Members of Rosalind Franklin Institute’s board of directors gather at the groundbreaking ceremony.
Cryo-ET uses electron beams to take multiple 2D images of a cryogenic sample, which are then combined to generate a 3D image of the inner workings of cells. While the technique is used today, it can only handle small samples, such as parts of cells, and requires in-house expertise.
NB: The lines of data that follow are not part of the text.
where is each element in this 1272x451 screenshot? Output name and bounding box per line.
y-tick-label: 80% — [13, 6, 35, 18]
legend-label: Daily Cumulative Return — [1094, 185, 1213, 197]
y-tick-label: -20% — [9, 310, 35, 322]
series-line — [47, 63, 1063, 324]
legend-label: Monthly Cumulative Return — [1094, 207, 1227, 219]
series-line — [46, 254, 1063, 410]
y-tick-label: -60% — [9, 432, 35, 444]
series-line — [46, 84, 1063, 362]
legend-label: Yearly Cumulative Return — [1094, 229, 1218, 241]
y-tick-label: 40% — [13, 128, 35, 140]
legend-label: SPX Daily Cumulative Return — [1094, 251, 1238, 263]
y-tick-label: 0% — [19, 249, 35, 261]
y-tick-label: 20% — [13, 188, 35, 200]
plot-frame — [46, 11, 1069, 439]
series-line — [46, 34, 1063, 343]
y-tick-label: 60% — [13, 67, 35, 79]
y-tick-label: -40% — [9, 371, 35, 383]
This undertaking is challenging. We’ll need to invent new technologies that can prepare and handle samples of human tissue that are the width of a hundredth of the thickness of a human hair. We’ll also have to design new software to speed the imaging process and collect more data faster. This will allow scientists to process much larger samples, increase workflow automation and standardize post-processing data. As we highlighted at the event, our longer term goal is to bring the technology closer to the clinic so it can be used in both research hospitals and laboratories.
Lead researcher and Director of the Rosalind Franklin Institute, Professor James Naismith, says it’s worth the effort:
“We’re currently able to identify genes and proteins that play a role in diseases but can only study these in detail in isolation, not as part of a whole cell or group of cells. This new technology would be the first to allow us to do that, so we can see the full effects of a drug and identify at a much earlier stage what will work and what will not.”
Nick Chism (left), Chief Business Advisor at BEIS, stands with Thermo Fisher’s vice president and general manager, Electron Microscopy, Rob Krueger (right).